True Christendom has always been a form of doxology: Give praise to God! The rulers of nations have bowed before Christ’s throne! When the early church discovered that the Rome had heard its praises and wanted to be obedient to Christ, they recognized it as the consequence of their long-held conviction that Yhwh is king over all nations, that Christ is lord of history. The church did not go seeking imperial power or control; they went proclaiming Christ—and the nations took notice. Taking notice did not make the nations any less part of the old aeon that is passing away to be replaced by the rule of Christ, but it did make possible an exercise of authority more appropriate to their limited status. When the authorities admit their penultimacy under Christ, when the state asks for guidance in ruling rightly under Christ, can the church neglect to respond in truth? The church is obedient to a new law, yet it also affirms the legitimacy of the old within its own age.
This vision, Oliver O’Donovan argues, is the true Christendom idea that the church entertained for over a thousand years. It is an idea rooted in Israel’s proclamation of Yhwh as king, in Jesus’ proclamation of the coming kingdom analogous to but exceeding the kingdoms we know now, in the early church’s proclamation of Jesus as Lord. Christendom is an idea, moreover, that every political theory—theological or not—must engage, because the idea is inscribed in all modern political institutions and all modern political discourse in some form. The subtitle of his book The Desire of the Nations describes the way he intends to make this case: not with a formal and abstract argument but by “rediscovering the roots of political theology.” O’Donovan wants to tell a story about true political concepts (xx) that begins in tiny Israel and still survives today, though in many ways lost and distorted. Telling this story helps us make sense of our own situation, and moreover provide the normative grounds for constructive Christian political theology.

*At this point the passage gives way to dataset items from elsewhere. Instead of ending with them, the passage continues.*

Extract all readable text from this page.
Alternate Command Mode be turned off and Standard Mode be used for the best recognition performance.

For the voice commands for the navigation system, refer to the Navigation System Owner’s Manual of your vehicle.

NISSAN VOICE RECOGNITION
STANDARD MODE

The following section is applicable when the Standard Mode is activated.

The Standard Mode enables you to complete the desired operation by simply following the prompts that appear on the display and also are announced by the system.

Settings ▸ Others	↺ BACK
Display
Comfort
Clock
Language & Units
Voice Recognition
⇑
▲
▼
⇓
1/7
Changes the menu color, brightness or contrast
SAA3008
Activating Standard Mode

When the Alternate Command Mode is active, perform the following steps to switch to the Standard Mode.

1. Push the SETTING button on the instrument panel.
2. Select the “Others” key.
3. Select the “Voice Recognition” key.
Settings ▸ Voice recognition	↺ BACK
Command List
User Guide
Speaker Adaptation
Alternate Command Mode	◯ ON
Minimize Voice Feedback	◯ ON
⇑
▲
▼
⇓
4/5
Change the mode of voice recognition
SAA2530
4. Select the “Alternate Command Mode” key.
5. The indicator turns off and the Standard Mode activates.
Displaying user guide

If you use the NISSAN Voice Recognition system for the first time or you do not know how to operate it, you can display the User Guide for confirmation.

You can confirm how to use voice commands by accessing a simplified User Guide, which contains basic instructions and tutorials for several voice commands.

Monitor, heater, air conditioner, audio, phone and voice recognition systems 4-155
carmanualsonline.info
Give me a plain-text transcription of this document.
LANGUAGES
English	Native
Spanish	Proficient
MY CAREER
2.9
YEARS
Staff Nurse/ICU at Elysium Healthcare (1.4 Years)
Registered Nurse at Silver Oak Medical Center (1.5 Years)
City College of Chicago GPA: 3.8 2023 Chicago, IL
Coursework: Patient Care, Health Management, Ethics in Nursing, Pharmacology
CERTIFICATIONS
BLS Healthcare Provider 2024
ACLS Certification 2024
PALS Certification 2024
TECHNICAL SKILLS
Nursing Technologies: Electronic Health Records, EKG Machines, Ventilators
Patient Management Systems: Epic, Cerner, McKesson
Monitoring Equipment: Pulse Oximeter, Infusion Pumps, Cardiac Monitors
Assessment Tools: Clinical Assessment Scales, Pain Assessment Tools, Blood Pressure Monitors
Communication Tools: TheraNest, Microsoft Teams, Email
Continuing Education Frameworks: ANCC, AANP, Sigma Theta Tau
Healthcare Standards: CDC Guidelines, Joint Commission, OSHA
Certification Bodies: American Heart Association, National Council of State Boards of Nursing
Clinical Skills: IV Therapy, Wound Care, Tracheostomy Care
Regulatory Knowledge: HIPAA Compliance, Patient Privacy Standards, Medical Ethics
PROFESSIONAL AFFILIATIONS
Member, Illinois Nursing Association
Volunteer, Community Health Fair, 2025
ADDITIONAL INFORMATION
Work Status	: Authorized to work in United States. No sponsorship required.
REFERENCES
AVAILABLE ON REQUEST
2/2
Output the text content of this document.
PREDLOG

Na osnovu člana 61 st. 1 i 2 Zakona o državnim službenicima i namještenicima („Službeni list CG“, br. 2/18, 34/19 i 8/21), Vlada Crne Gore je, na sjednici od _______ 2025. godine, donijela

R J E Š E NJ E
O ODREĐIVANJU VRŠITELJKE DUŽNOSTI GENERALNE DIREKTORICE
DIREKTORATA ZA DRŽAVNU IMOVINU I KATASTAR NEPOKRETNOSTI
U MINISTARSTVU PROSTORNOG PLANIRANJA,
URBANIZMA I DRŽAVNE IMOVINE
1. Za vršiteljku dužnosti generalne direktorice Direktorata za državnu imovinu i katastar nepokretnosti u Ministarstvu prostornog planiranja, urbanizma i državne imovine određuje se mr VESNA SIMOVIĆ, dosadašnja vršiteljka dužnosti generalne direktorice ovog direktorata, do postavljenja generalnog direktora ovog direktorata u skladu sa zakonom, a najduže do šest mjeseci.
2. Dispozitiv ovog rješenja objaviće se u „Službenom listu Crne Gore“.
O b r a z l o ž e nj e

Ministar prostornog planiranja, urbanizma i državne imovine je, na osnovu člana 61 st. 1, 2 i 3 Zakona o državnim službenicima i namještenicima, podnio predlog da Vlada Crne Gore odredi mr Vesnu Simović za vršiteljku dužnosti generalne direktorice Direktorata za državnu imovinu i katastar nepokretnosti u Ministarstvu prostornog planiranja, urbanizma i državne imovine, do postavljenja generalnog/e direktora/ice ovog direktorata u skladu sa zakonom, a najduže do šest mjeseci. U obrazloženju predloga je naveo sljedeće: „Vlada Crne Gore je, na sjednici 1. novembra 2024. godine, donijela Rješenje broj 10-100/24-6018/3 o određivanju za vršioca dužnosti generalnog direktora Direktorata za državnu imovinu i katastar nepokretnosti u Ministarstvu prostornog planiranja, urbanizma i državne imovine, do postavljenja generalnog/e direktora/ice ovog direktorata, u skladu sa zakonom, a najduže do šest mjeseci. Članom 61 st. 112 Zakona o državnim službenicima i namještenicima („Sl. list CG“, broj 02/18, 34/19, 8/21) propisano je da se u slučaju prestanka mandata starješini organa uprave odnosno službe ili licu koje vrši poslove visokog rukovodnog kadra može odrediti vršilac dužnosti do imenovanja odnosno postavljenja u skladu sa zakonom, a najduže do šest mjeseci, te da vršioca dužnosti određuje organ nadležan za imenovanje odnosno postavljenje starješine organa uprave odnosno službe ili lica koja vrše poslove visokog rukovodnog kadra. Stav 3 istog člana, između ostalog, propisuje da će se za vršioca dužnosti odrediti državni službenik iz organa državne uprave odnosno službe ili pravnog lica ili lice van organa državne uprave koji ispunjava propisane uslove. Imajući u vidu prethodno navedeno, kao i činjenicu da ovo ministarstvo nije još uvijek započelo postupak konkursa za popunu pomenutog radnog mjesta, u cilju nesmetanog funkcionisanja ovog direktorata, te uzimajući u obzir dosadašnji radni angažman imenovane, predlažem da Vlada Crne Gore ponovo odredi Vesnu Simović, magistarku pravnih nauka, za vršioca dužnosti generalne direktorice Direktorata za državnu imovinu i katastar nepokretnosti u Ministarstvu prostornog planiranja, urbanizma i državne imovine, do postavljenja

This book has quickly come to number among my favorites not because I agree with O’Donovan’s conclusions but because he is a careful scholar and a committed disciple, and because both of these characteristics are overwhelmingly manifest in his work. His command of the biblical texts and of Christian history is astonishing, his humility about his own project profound, his careful and charitable reading of other texts exemplary. Because of all this and more, he is able to proffer an account of Christendom with which even a Mennonite can find some deep sympathy. O’Donovan’s Christendom—which is, he would argue, the historic Christendom—does not explain away the Sermon on the Mount, does not succumb to the dangers of acculturation, does not begin with pragmatic concerns or power politics but with Yhwh the king of Israel. Nor does O’Donovan’s Christendom deny the church its rightful centrality in Christian political theology, since he agrees that the coming reign of God is foreshadowed by that missionary community of servant-disciples. Granting all these points (as O’Donovan confirms that a close reading of the Scriptures must), where are we left to disagree? The points of departure are fine though consequential, and most certainly worth the work of careful engagement.